New West Records – 2026
par Jeff, le 18 février 2026
7

Dans le langage cinématographique, l’europudding fait référence à une coproduction impliquant plusieurs pays européens, généralement avec des acteurs de nationalité différentes et le recours à plusieurs langues. Bref des films incapables de plaire au plus grand nombre (l’ambition initiale) car ils ne ressemblent à personne. Ça peut parfois donner des choses très intéressantes comme le Nom de la rose de Jean-Jacques Annaud. Par contre, vous n’avez probablement jamais entendu parler de l’adaptation au cinéma du Parfum de Patrick Süskind, et c’est tant mieux. On a envie de faire un parallèle entre ce concept totalement con et contreproductif d’une part, et la façon dont la musique des Ratboys peut être appréhendée de l’autre.

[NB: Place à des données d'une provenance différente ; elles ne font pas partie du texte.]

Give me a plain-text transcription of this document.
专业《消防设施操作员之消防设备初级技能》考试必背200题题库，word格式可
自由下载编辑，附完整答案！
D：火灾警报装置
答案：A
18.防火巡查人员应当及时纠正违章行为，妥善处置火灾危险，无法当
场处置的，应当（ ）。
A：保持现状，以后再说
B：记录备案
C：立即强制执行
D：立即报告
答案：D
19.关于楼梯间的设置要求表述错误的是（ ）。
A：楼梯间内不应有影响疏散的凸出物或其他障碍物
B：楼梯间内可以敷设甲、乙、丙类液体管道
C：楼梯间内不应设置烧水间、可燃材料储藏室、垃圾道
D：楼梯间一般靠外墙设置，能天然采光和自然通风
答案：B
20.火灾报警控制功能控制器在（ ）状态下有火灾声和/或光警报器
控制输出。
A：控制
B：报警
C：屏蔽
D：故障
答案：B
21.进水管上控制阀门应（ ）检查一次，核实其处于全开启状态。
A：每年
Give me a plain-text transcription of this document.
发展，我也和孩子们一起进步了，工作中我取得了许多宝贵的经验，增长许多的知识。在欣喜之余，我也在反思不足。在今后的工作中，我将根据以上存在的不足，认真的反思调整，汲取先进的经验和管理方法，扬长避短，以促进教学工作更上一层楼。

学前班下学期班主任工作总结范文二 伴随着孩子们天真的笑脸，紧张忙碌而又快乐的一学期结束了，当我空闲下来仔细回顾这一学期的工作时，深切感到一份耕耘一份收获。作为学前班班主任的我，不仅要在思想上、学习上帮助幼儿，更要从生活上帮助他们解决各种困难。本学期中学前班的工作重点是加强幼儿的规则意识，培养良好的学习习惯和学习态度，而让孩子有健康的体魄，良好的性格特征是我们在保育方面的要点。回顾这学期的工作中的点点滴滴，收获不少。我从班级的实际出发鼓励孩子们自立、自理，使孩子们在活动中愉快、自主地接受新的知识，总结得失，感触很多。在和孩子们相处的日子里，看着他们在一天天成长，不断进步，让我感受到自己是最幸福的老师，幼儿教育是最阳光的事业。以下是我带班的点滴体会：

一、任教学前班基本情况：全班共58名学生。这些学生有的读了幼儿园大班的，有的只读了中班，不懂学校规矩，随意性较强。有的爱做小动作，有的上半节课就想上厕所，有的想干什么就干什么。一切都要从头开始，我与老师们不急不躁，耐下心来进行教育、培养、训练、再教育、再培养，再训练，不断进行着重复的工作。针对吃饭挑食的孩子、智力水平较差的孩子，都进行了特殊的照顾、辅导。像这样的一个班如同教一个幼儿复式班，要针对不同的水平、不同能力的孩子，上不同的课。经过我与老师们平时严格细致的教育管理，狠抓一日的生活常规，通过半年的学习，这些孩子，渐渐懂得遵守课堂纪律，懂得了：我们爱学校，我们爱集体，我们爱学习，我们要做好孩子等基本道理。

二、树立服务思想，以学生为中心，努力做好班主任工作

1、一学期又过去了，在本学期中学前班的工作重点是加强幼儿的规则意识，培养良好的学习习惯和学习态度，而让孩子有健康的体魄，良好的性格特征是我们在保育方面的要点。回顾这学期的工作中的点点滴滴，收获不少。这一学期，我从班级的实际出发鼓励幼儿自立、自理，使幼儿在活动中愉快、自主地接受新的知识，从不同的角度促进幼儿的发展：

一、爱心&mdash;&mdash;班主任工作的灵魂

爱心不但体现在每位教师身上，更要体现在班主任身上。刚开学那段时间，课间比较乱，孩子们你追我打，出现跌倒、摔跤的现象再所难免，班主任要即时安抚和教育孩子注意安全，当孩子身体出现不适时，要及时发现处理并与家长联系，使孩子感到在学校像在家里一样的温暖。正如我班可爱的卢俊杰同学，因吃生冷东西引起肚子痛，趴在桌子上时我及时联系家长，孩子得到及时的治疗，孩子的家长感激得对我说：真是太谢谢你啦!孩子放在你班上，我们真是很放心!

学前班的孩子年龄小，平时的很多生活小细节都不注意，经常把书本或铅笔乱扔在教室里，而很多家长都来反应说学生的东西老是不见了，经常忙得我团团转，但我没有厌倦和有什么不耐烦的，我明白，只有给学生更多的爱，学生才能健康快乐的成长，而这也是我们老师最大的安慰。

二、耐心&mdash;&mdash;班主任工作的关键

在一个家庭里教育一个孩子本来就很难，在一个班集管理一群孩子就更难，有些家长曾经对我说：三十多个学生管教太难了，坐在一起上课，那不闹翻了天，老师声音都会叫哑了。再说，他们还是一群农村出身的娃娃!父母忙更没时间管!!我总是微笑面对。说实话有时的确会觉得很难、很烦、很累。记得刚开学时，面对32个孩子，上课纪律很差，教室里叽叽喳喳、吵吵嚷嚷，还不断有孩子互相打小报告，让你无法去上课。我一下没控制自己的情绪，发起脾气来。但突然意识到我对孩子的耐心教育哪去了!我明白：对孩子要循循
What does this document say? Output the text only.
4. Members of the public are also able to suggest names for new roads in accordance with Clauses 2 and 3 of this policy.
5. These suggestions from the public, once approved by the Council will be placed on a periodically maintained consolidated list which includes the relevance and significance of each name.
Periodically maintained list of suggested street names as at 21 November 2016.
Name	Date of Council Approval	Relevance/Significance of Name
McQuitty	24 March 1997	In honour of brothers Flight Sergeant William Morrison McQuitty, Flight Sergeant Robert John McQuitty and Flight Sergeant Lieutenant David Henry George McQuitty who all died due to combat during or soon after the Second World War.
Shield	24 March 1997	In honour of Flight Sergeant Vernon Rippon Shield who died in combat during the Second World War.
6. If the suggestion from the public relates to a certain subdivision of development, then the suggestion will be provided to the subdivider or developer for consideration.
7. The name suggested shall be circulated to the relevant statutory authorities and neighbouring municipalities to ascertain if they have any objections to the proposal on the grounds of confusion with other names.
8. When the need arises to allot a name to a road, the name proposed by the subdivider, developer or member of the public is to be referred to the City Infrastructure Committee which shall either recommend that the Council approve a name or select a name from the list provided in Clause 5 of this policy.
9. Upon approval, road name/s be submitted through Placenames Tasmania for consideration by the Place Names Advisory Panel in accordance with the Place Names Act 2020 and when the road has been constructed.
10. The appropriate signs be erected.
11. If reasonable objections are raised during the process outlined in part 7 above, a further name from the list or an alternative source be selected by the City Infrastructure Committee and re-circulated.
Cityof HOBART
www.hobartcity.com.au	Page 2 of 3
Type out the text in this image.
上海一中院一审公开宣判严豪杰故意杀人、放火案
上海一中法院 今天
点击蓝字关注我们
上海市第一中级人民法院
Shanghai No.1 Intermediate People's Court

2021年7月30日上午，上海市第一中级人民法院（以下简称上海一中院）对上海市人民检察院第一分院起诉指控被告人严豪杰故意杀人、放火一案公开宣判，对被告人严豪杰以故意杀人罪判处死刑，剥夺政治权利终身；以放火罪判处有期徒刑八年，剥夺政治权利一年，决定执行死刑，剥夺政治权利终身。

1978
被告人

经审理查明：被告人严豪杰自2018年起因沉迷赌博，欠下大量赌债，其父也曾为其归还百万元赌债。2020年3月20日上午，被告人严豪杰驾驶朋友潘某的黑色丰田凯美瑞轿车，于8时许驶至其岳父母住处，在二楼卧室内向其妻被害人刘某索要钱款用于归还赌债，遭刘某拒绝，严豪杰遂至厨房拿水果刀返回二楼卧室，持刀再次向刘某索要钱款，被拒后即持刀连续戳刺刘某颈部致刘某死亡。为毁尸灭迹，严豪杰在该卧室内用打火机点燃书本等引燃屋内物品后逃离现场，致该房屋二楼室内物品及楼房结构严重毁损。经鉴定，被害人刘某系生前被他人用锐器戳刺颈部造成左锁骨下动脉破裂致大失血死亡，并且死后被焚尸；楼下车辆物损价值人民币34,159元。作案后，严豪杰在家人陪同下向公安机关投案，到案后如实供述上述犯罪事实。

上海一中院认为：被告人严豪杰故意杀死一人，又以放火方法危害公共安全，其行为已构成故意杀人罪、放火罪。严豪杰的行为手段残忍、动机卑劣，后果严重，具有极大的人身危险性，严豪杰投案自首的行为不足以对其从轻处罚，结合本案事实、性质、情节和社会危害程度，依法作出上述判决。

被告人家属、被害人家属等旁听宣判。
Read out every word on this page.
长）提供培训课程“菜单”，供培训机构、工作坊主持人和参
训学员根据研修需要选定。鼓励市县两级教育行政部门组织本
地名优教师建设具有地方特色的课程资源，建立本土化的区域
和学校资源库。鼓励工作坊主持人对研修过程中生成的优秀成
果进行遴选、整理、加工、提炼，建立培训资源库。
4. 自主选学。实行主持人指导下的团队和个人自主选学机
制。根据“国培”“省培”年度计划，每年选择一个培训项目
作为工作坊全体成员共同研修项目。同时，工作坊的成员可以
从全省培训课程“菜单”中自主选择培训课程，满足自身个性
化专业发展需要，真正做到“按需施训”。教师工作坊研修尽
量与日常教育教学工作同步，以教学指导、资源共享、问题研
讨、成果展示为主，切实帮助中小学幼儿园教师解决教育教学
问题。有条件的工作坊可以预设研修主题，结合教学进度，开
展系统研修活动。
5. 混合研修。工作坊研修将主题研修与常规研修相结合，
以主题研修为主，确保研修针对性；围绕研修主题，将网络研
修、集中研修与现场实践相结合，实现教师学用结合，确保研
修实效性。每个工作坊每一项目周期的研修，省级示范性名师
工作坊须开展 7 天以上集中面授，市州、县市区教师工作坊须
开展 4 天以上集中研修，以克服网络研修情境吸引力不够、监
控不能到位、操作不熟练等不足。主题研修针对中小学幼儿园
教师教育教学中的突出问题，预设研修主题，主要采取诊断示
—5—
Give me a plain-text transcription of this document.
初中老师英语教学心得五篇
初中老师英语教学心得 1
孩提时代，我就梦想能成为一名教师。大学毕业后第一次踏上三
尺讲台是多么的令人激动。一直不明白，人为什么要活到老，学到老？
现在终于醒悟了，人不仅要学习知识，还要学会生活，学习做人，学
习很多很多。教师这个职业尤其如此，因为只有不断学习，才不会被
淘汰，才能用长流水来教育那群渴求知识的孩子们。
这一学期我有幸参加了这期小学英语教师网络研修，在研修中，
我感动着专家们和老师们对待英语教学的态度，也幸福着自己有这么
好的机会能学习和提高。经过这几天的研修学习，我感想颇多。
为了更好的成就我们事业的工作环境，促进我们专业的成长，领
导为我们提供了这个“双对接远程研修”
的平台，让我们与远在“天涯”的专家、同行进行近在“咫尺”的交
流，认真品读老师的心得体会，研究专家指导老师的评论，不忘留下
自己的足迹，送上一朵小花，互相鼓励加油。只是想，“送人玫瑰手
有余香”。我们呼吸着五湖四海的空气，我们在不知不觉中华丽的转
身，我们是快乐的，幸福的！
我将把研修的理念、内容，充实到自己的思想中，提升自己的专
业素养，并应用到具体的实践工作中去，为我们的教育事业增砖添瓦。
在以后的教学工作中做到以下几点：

Sauf que contrairement à tous ces films européens aussi utiles que des couverts au McDo, la musique du groupe américain séduit et fait sens dans sa façon d’abolir les lignes de démarcations qui pourraient exister entre des coins du pays qui n’ont pourtant pas grand-chose à se raconter – et si c’est le cas, ça finit en pugilat. Il y a chez les Ratboys une propension à vouloir réconcilier la country de Nashville, le grunge de Seattle et une certaine idée de l’esprit slacker californien, et d’apposer sur l’ensemble un vernis Midwest emo qui le rapproche alors de sa base de Chicago. Si vous voulez la même phrase, mais avec des noms propres, on pourrait dire que cet albums fait entrer en fusion les hymnes chaotiques de Wedensday et la country folk lissée de Waxahatchee, et que la chanteuse Julia Steiner nous plie ça avec le charisme pépouze d’une Mitski. Et c’est ainsi qu’un disque qui aurait dû manquer d’âme à trop vouloir s’en chercher une aux quatre coins du pays-continent finit par ressembler à l’idée que l’on se fait de quelque chose de totalement cainri, du moins pour nos oreilles d’Européens. Vous reprendrez bien un peu de pudding?